Derniers commentaires



  • Michel Brasparts 15 mai 2014 11:52

    Je vais citer l’auteur de cet article, car vous aimez les effets de manche, et je trouve que ça vous va assez bien : 

    « Mais le bateleur de foire, si efficace soit-il, ne l’emporte jamais que sur les ignorants »
    Ou encore Pierre Desprogres :
    « Le public est toujours du côté de Guignol... ».


  • Michel Brasparts 14 mai 2014 12:19

    L’auteur semble manifester plus de dépit que de haine face à l’enfumage de ces 2 sicèles passés. Les commentaires à contresens semblent indiquer qu’il a raison...



  • Michel Brasparts 12 mai 2014 13:42

    Merci pour vos encouragements. Il m’a semblé important de répondre aux mêmes qui se posent toujours en premières victimes de la cruauté humaine, tout en induisant d’une part que la souffrance des autres est sans importance au regard de la leur (quelle objectivité !), et tout en étant, pauvres victimes qu’ils sont, les premiers fauteurs de guerres civiles et étrangères depuis plus d’un demi-siècle.

    Il faut faire tomber le masque de leur hypocrisie, et j’aspire au moment où tous les auteurs de bonne volonté participeront à ce combat.



  • Michel Brasparts 11 mai 2014 00:26

    Chère Fifi,

    Je suis d’accord avec vous, sauf sur le point suivant, où je vous trouve un peu timorée :

    « Penser que l’écologie puisse se développer avec Monsanto, les multinationales de l’eau, de la malbouffe et les directives européennes d’agriculture intensive est un leurre. »

    Selon moi, c’est bien plus que d’un leurre qu’il s’agit : c’est une véritable farce !

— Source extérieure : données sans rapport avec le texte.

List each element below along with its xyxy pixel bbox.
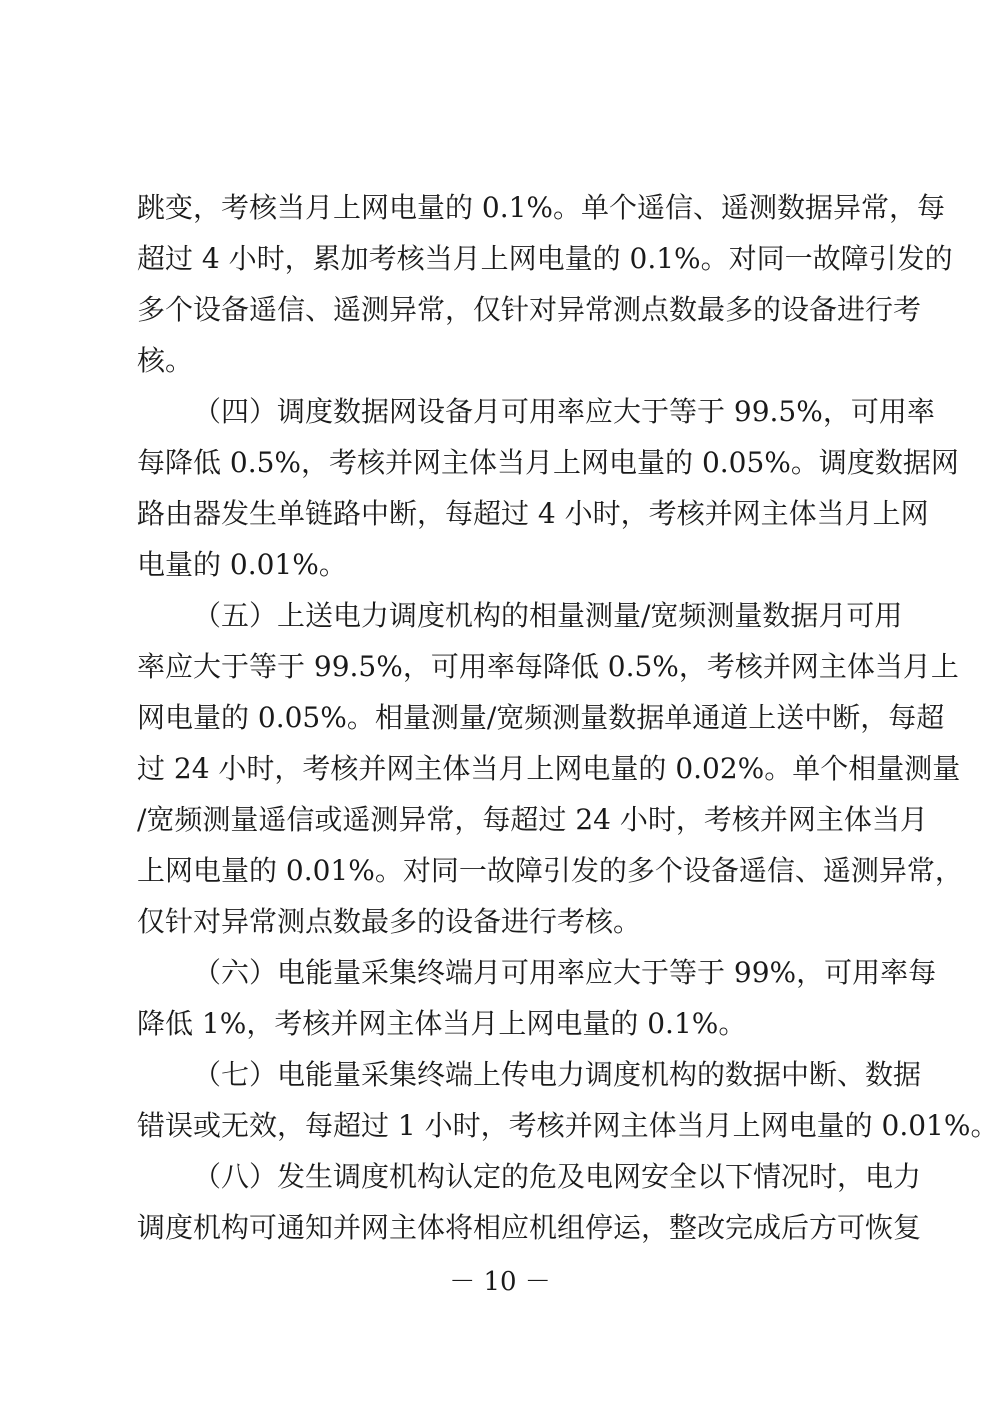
text-line: 率应大于等于 99.5%，可用率每降低 0.5%，考核并网主体当月上 <box>137 650 959 683</box>
paragraph-first-line: （六）电能量采集终端月可用率应大于等于 99%，可用率每 <box>193 956 937 989</box>
paragraph-first-line: （五）上送电力调度机构的相量测量/宽频测量数据月可用 <box>193 599 903 632</box>
paragraph-first-line: （七）电能量采集终端上传电力调度机构的数据中断、数据 <box>193 1058 922 1091</box>
text-line: 超过 4 小时，累加考核当月上网电量的 0.1%。对同一故障引发的 <box>137 242 953 275</box>
text-line: 上网电量的 0.01%。对同一故障引发的多个设备遥信、遥测异常， <box>137 854 963 887</box>
text-line: 每降低 0.5%，考核并网主体当月上网电量的 0.05%。调度数据网 <box>137 446 959 479</box>
text-line: 过 24 小时，考核并网主体当月上网电量的 0.02%。单个相量测量 <box>137 752 961 785</box>
page-number: － 10 － <box>449 1267 551 1297</box>
text-line: 仅针对异常测点数最多的设备进行考核。 <box>137 905 642 938</box>
text-line: 调度机构可通知并网主体将相应机组停运，整改完成后方可恢复 <box>137 1211 922 1244</box>
paragraph-first-line: （八）发生调度机构认定的危及电网安全以下情况时，电力 <box>193 1160 922 1193</box>
text-line: 核。 <box>137 344 194 377</box>
text-line: 电量的 0.01%。 <box>137 548 347 581</box>
text-line: 网电量的 0.05%。相量测量/宽频测量数据单通道上送中断，每超 <box>137 701 945 734</box>
text-line: 路由器发生单链路中断，每超过 4 小时，考核并网主体当月上网 <box>137 497 929 530</box>
text-line: 错误或无效，每超过 1 小时，考核并网主体当月上网电量的 0.01%。 <box>137 1109 999 1142</box>
text-line: /宽频测量遥信或遥测异常，每超过 24 小时，考核并网主体当月 <box>137 803 928 836</box>
text-line: 多个设备遥信、遥测异常，仅针对异常测点数最多的设备进行考 <box>137 293 922 326</box>
text-line: 跳变，考核当月上网电量的 0.1%。单个遥信、遥测数据异常，每 <box>137 191 946 224</box>
paragraph-first-line: （四）调度数据网设备月可用率应大于等于 99.5%，可用率 <box>193 395 935 428</box>
text-line: 降低 1%，考核并网主体当月上网电量的 0.1%。 <box>137 1007 747 1040</box>
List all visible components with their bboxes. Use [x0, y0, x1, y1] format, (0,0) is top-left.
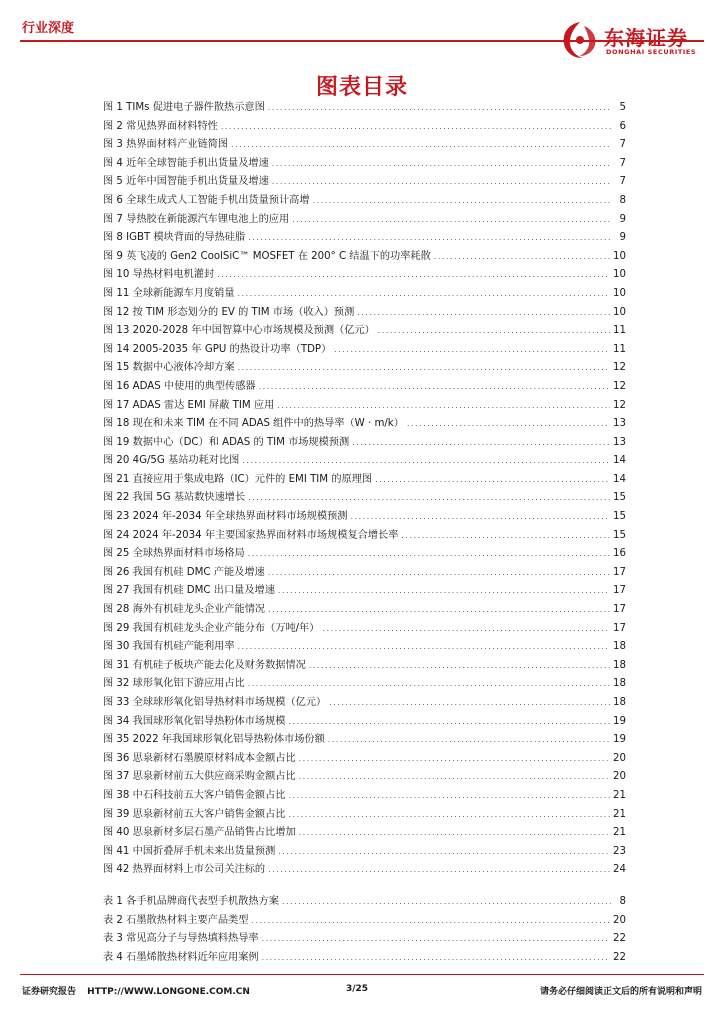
toc-leader-dots — [278, 582, 610, 601]
toc-entry-page: 21 — [613, 827, 626, 839]
toc-leader-dots — [272, 155, 611, 174]
toc-entry-page: 8 — [619, 895, 626, 907]
toc-entry-label: 图 21 直接应用于集成电路（IC）元件的 EMI TIM 的原理图 — [103, 473, 373, 485]
toc-entry[interactable] — [103, 713, 626, 732]
toc-entry[interactable] — [103, 192, 626, 211]
report-type: 证券研究报告 — [22, 987, 77, 997]
toc-entry-label: 图 25 全球热界面材料市场格局 — [103, 548, 245, 560]
toc-entry[interactable] — [103, 229, 626, 248]
toc-entry-label: 图 9 英飞凌的 Gen2 CoolSiC™ MOSFET 在 200° C 结温下的功率耗散 — [103, 250, 431, 262]
page-indicator: 3/25 — [346, 984, 369, 994]
toc-leader-dots — [278, 843, 610, 862]
toc-entry[interactable] — [103, 694, 626, 713]
toc-entry[interactable] — [103, 893, 626, 912]
toc-entry-page: 10 — [613, 250, 626, 262]
toc-entry[interactable] — [103, 211, 626, 230]
toc-entry[interactable] — [103, 359, 626, 378]
toc-entry-page: 19 — [613, 734, 626, 746]
toc-leader-dots — [313, 192, 611, 211]
toc-leader-dots — [251, 912, 610, 931]
toc-entry-label: 图 12 按 TIM 形态划分的 EV 的 TIM 市场（收入）预测 — [103, 306, 355, 318]
toc-entry-label: 图 1 TIMs 促进电子器件散热示意图 — [103, 102, 265, 113]
toc-entry-label: 图 5 近年中国智能手机出货量及增速 — [103, 176, 269, 188]
company-logo — [558, 20, 708, 60]
toc-entry[interactable] — [103, 136, 626, 155]
disclaimer: 请务必仔细阅读正文后的所有说明和声明 — [539, 987, 702, 997]
toc-entry[interactable] — [103, 912, 626, 931]
toc-entry-label: 图 8 IGBT 模块背面的导热硅脂 — [103, 232, 246, 244]
logo-chinese-name: 东海证券 — [604, 26, 688, 50]
toc-entry[interactable] — [103, 118, 626, 137]
toc-leader-dots — [268, 861, 610, 880]
toc-leader-dots — [231, 136, 611, 155]
toc-entry-page: 20 — [613, 914, 626, 926]
toc-entry-label: 图 27 我国有机硅 DMC 出口量及增速 — [103, 585, 275, 597]
toc-leader-dots — [248, 545, 610, 564]
toc-entry[interactable] — [103, 768, 626, 787]
logo-english-name: DONGHAI SECURITIES — [606, 48, 697, 56]
toc-entry[interactable] — [103, 824, 626, 843]
toc-leader-dots — [268, 601, 610, 620]
toc-entry-label: 图 13 2020-2028 年中国智算中心市场规模及预测（亿元） — [103, 325, 375, 337]
report-category: 行业深度 — [22, 21, 75, 36]
footer-left — [22, 984, 250, 997]
toc-leader-dots — [288, 713, 610, 732]
toc-entry[interactable] — [103, 471, 626, 490]
toc-entry-label: 图 31 有机硅子板块产能去化及财务数据情况 — [103, 659, 306, 671]
toc-entry-label: 表 1 各手机品牌商代表型手机散热方案 — [103, 895, 279, 907]
toc-entry-page: 22 — [613, 951, 626, 963]
toc-entry-page: 12 — [613, 399, 626, 411]
toc-entry-page: 18 — [613, 641, 626, 653]
toc-entry-page: 12 — [613, 362, 626, 374]
toc-entry-page: 9 — [619, 213, 626, 225]
toc-entry[interactable] — [103, 620, 626, 639]
toc-entry[interactable] — [103, 173, 626, 192]
toc-entry-label: 图 34 我国球形氧化铝导热粉体市场规模 — [103, 715, 286, 727]
toc-leader-dots — [238, 285, 611, 304]
toc-entry[interactable] — [103, 545, 626, 564]
toc-entry-page: 17 — [613, 604, 626, 616]
toc-entry-page: 6 — [619, 120, 626, 132]
toc-entry-page: 17 — [613, 566, 626, 578]
toc-entry[interactable] — [103, 861, 626, 880]
toc-entry-label: 图 42 热界面材料上市公司关注标的 — [103, 864, 266, 876]
toc-entry[interactable] — [103, 304, 626, 323]
toc-leader-dots — [268, 99, 611, 118]
toc-entry[interactable] — [103, 415, 626, 434]
toc-entry-page: 15 — [613, 529, 626, 541]
toc-entry[interactable] — [103, 322, 626, 341]
toc-entry-page: 20 — [613, 752, 626, 764]
toc-leader-dots — [434, 248, 610, 267]
toc-leader-dots — [288, 806, 610, 825]
toc-entry-page: 10 — [613, 269, 626, 281]
toc-leader-dots — [329, 694, 610, 713]
toc-leader-dots — [262, 949, 610, 968]
toc-entry[interactable] — [103, 452, 626, 471]
toc-entry-page: 10 — [613, 306, 626, 318]
toc-leader-dots — [299, 824, 610, 843]
toc-leader-dots — [248, 229, 611, 248]
toc-entry-page: 15 — [613, 511, 626, 523]
toc-leader-dots — [309, 657, 610, 676]
section-gap — [103, 880, 626, 893]
toc-entry-page: 18 — [613, 697, 626, 708]
toc-entry-label: 图 10 导热材料电机灌封 — [103, 269, 215, 281]
toc-leader-dots — [375, 471, 610, 490]
toc-leader-dots — [238, 638, 611, 657]
toc-entry[interactable] — [103, 582, 626, 601]
toc-entry-page: 19 — [613, 715, 626, 727]
toc-leader-dots — [259, 378, 610, 397]
table-of-figures — [103, 99, 626, 967]
toc-entry-label: 图 14 2005-2035 年 GPU 的热设计功率（TDP） — [103, 343, 332, 355]
toc-leader-dots — [292, 211, 611, 230]
toc-entry-page: 17 — [613, 622, 626, 634]
toc-leader-dots — [217, 266, 610, 285]
toc-entry-label: 表 3 常见高分子与导热填料热导率 — [103, 933, 259, 945]
toc-entry-page: 21 — [613, 808, 626, 820]
donghai-logo-icon — [558, 20, 602, 60]
toc-entry[interactable] — [103, 489, 626, 508]
toc-leader-dots — [334, 341, 610, 360]
toc-entry-page: 7 — [619, 139, 626, 151]
toc-entry-label: 图 26 我国有机硅 DMC 产能及增速 — [103, 566, 265, 578]
toc-entry-label: 图 3 热界面材料产业链简图 — [103, 139, 229, 151]
toc-entry[interactable] — [103, 397, 626, 416]
toc-leader-dots — [262, 930, 610, 949]
toc-leader-dots — [328, 731, 610, 750]
toc-entry-page: 18 — [613, 659, 626, 671]
toc-entry-page: 22 — [613, 933, 626, 945]
toc-entry-page: 24 — [613, 864, 626, 876]
toc-entry[interactable] — [103, 787, 626, 806]
toc-leader-dots — [352, 434, 610, 453]
toc-leader-dots — [401, 527, 610, 546]
toc-entry-page: 10 — [613, 287, 626, 299]
toc-entry-page: 9 — [619, 232, 626, 244]
toc-entry-label: 图 11 全球新能源车月度销量 — [103, 287, 235, 299]
toc-entry-label: 图 7 导热胶在新能源汽车锂电池上的应用 — [103, 213, 290, 225]
toc-leader-dots — [357, 304, 610, 323]
toc-leader-dots — [272, 173, 611, 192]
toc-leader-dots — [238, 359, 611, 378]
toc-entry-page: 20 — [613, 771, 626, 783]
toc-entry-label: 图 19 数据中心（DC）和 ADAS 的 TIM 市场规模预测 — [103, 436, 350, 448]
toc-entry-label: 图 40 思泉新材多层石墨产品销售占比增加 — [103, 827, 296, 839]
toc-entry[interactable] — [103, 601, 626, 620]
figure-list — [103, 99, 626, 880]
toc-entry-label: 图 38 中石科技前五大客户销售金额占比 — [103, 789, 286, 801]
toc-leader-dots — [288, 787, 610, 806]
toc-entry-label: 图 36 思泉新材石墨膜原材料成本金额占比 — [103, 752, 296, 764]
toc-entry-label: 图 32 球形氧化铝下游应用占比 — [103, 678, 245, 690]
toc-leader-dots — [221, 118, 611, 137]
toc-entry[interactable] — [103, 341, 626, 360]
toc-leader-dots — [282, 893, 611, 912]
toc-entry-label: 图 30 我国有机硅产能利用率 — [103, 641, 235, 653]
toc-entry-page: 7 — [619, 157, 626, 169]
toc-entry[interactable] — [103, 527, 626, 546]
toc-entry[interactable] — [103, 657, 626, 676]
toc-entry-label: 图 41 中国折叠屏手机未来出货量预测 — [103, 845, 276, 857]
toc-entry-page: 5 — [619, 102, 626, 113]
toc-entry-page: 13 — [613, 436, 626, 448]
toc-entry-label: 图 22 我国 5G 基站数快速增长 — [103, 492, 246, 504]
toc-leader-dots — [268, 564, 610, 583]
toc-entry[interactable] — [103, 378, 626, 397]
toc-entry-label: 表 2 石墨散热材料主要产品类型 — [103, 914, 249, 926]
toc-entry-label: 图 6 全球生成式人工智能手机出货量预计高增 — [103, 194, 310, 206]
toc-entry-label: 图 37 思泉新材前五大供应商采购金额占比 — [103, 771, 296, 783]
toc-entry[interactable] — [103, 750, 626, 769]
toc-entry-page: 13 — [613, 418, 626, 430]
toc-entry-page: 11 — [613, 343, 626, 355]
toc-entry-label: 图 4 近年全球智能手机出货量及增速 — [103, 157, 269, 169]
website-link[interactable]: HTTP://WWW.LONGONE.COM.CN — [87, 987, 250, 997]
toc-leader-dots — [242, 452, 610, 471]
toc-entry-label: 表 4 石墨烯散热材料近年应用案例 — [103, 951, 259, 963]
toc-entry[interactable] — [103, 508, 626, 527]
toc-entry-page: 12 — [613, 380, 626, 392]
toc-leader-dots — [378, 322, 610, 341]
toc-entry[interactable] — [103, 731, 626, 750]
toc-entry[interactable] — [103, 564, 626, 583]
toc-entry-label: 图 29 我国有机硅龙头企业产能分布（万吨/年） — [103, 622, 320, 634]
toc-leader-dots — [350, 508, 610, 527]
toc-entry-page: 7 — [619, 176, 626, 188]
toc-leader-dots — [322, 620, 610, 639]
toc-entry-page: 18 — [613, 678, 626, 690]
toc-entry-page: 14 — [613, 455, 626, 467]
toc-entry-label: 图 33 全球球形氧化铝导热材料市场规模（亿元） — [103, 697, 327, 708]
toc-entry[interactable] — [103, 843, 626, 862]
toc-entry-label: 图 16 ADAS 中使用的典型传感器 — [103, 380, 256, 392]
toc-leader-dots — [248, 489, 610, 508]
toc-entry-label: 图 15 数据中心液体冷却方案 — [103, 362, 235, 374]
toc-entry[interactable] — [103, 99, 626, 118]
toc-entry-label: 图 39 思泉新材前五大客户销售金额占比 — [103, 808, 286, 820]
toc-entry[interactable] — [103, 266, 626, 285]
toc-leader-dots — [248, 675, 610, 694]
toc-entry-label: 图 23 2024 年-2034 年全球热界面材料市场规模预测 — [103, 511, 348, 523]
toc-leader-dots — [299, 768, 610, 787]
toc-entry-label: 图 18 现在和未来 TIM 在不同 ADAS 组件中的热导率（W · m/k） — [103, 418, 404, 430]
toc-entry-page: 15 — [613, 492, 626, 504]
toc-entry[interactable] — [103, 806, 626, 825]
toc-entry-label: 图 17 ADAS 雷达 EMI 屏蔽 TIM 应用 — [103, 399, 275, 411]
toc-leader-dots — [407, 415, 610, 434]
toc-entry[interactable] — [103, 949, 626, 968]
toc-entry[interactable] — [103, 930, 626, 949]
toc-entry[interactable] — [103, 434, 626, 453]
toc-entry[interactable] — [103, 155, 626, 174]
toc-entry-page: 23 — [613, 845, 626, 857]
toc-entry-page: 16 — [613, 548, 626, 560]
toc-entry[interactable] — [103, 638, 626, 657]
toc-entry-label: 图 20 4G/5G 基站功耗对比图 — [103, 455, 240, 467]
toc-entry[interactable] — [103, 285, 626, 304]
toc-entry-page: 14 — [613, 473, 626, 485]
toc-entry-page: 17 — [613, 585, 626, 597]
toc-entry-page: 11 — [613, 325, 626, 337]
toc-entry-label: 图 2 常见热界面材料特性 — [103, 120, 218, 132]
page-title: 图表目录 — [315, 75, 408, 100]
toc-entry-page: 8 — [619, 194, 626, 206]
table-list — [103, 893, 626, 967]
toc-leader-dots — [277, 397, 610, 416]
toc-entry[interactable] — [103, 675, 626, 694]
toc-entry-label: 图 35 2022 年我国球形氧化铝导热粉体市场份额 — [103, 734, 325, 746]
footer-divider — [20, 974, 704, 975]
toc-entry[interactable] — [103, 248, 626, 267]
toc-entry-label: 图 24 2024 年-2034 年主要国家热界面材料市场规模复合增长率 — [103, 529, 399, 541]
toc-entry-page: 21 — [613, 789, 626, 801]
toc-entry-label: 图 28 海外有机硅龙头企业产能情况 — [103, 604, 266, 616]
toc-leader-dots — [299, 750, 610, 769]
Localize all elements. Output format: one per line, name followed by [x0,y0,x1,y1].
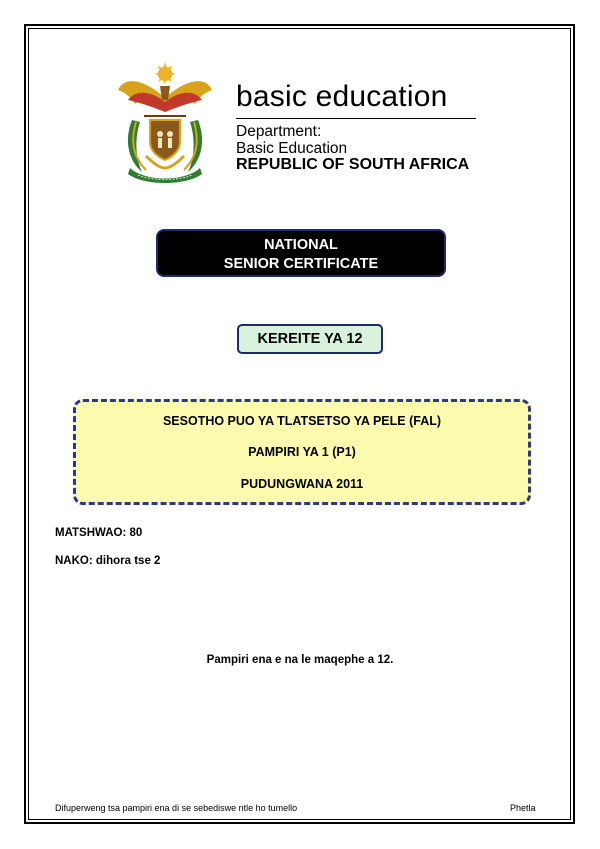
certificate-line-2: SENIOR CERTIFICATE [223,256,379,272]
department-name: Basic Education [236,140,348,157]
brand-title: basic education [236,80,448,113]
exam-session: PUDUNGWANA 2011 [240,477,364,491]
certificate-line-1: NATIONAL [264,237,338,253]
grade-badge: KEREITE YA 12 [237,324,383,354]
turn-over-note: Phetla [510,803,536,813]
certificate-banner [156,229,446,277]
paper-number: PAMPIRI YA 1 (P1) [248,445,356,459]
exam-duration: NAKO: dihora tse 2 [55,555,161,567]
subject-panel [73,399,531,505]
brand-divider [236,118,476,119]
copyright-notice: Difuperweng tsa pampiri ena di se sebediswe ntle ho tumello [55,803,298,813]
country-name: REPUBLIC OF SOUTH AFRICA [236,156,470,173]
page-count-note: Pampiri ena e na le maqephe a 12. [206,654,394,666]
department-label: Department: [236,123,322,140]
total-marks: MATSHWAO: 80 [55,527,143,539]
coat-of-arms-icon [110,60,220,185]
subject-name: SESOTHO PUO YA TLATSETSO YA PELE (FAL) [162,414,442,428]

  • Michel Brasparts 7 février 2014 02:14
    Cher César,

     Je salue votre connaissance de l’histoire, et j’adhère pleinement à votre conclusion :
     
     « Tel est l’esprit du temps, et il est de gauche. C’est quelque chose que généralement on ignore. »
     
    Nous sommes au XIXe siècle : La gauche, en effet, a pour totem « le progrès », dont le symbole culminant est la statue de la « liberté guidant le monde ». Cette idole, selon la gauche, nul n’a le droit d’en contester la primauté, même pas « la droite », cette faction réactionnaire qui veut faire de « la parole divine » la norme du bien et du mal (précisons au passage que le mot « droite » n’a plus aujourd’hui de sens précis, car le socle des valeurs dites « de droite » est le même que celui de la gauche, la seule différence étant une légère divergence dans l’idéologie de la fiscalité).
     
     Or, le progrès a besoin du racisme pour s’imposer au monde entier : Si les races étrangères n’y adhèrent pas, c’est qu’elles sont « inférieures », et cela justifie qu’on les soumette par la force jusqu’à ce qu’elles aient appris à souscrire d’elles-mêmes à la doctrine « sacrée » du progrès.
     
     Ce combat « gauche-droite » n’est pas nouveau, il date en fait de la Renaissance, racine du protestantisme, lui-même source du matérialisme maçonnique, et on en retrouve la trace dans la bulle Sublimis Deus publiée par Paul III en 1537, qui accuse Satan d’avoir inspiré à certains chrétiens l’idée d’asservir les races étrangères :
     
     « L’Ennemi du genre humain (...) inspira ses auxiliaires qui, pour lui plaire, n’ont pas hésité à publier à l’étranger que les Indiens de l’Occident et du Sud, et d’autres peuples dont Nous avons eu récemment connaissance, devraient être traités comme des bêtes de somme créées pour nous servir, prétendant qu’ils sont incapables de recevoir la Foi Catholique. »
     
     On le voit, dès 1537, Paul III condamne déjà le racisme, qui sert à justifier la réhabilitation de l’esclavage que l’Eglise avait aboli dès le haut moyen-âge. Pour ses ennemis, les races étrangères tombent à point pour fournir la force colossale nécessaire au défrichement du nouveau monde, et il serait trop bête de se priver de les asservir sous prétexte de considérations morales...

    Il est consternant de constater que les matérialistes d’aujourd’hui, héritiers de la gauche triomphante du XIXe siècle, s’acharnent aujourd’hui à vouloir se persuader eux-mêmes que le racisme était le fait des religieux chrétiens, ce qui est un absurde contresens historique.